Movement is Needed for Normal Repair and Tissue Health
- Tissues healed with movement and mechanical stress will have properties matching mechanical requirements of daily physical activity
- Tissues healed while immobile or under reduced or abnormal movement may fail to meet imposed structural and functional demands of daily activities.
Research
Various research articles follow. For an in-depth discussion or more information, on this topic and others, please contact the doctor.
Protracted rest leads to a catabolic state with general malaise. There is demineralization of bone and a 3 percent loss of muscle strength per day. Rest, particularly prolonged bed rest may be the most harmful treatment ever devised and a potent cause of iatrogenic disability – Waddell, MD. Negative Effects of Bedrest & Inactivity, Spine Magazine (1987).
In 1966, five healthy 20 year old men underwent 20 days of bed rest to see how quickly men lose aerobic capacity with bed rest. The men became seriously deconditioned after 20 days of complete inactivity. Recently the same five men were evaluated 30 years later to evaluate the effects of aging. They had become sedentary. Their body weight increased 25 percent and the percent of body fat had doubled. They had a 6 percent decrease in maximum heart rate and an impaired efficiency of maximal peripheral oxygen extraction. Though these men had gone downhill – the most remarkable finding of the study is the observation that three weeks of bedrest in 1966 caused a more profound deterioration in cardiovascular and physical work capacity than did 30 years of aging. – McGuire, MD. A 30-year Follow-Up of the Dallas Bed Rest and Training Study.

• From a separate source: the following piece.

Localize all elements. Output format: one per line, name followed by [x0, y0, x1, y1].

The short-term use of NSAIDs and analgesics, spinal manipulation and mobilization by trained persons and active exercises are useful in Grade II and III Whiplash-associated Disorders, but prolonged use of C-collars, rest or inactivity probably prolongs disability. Early return to usual activities should be encouraged. – Spitzer, MD, MPH. Quebec Task Force on Whiplash-associated Disorders, Spine Magazine (1995).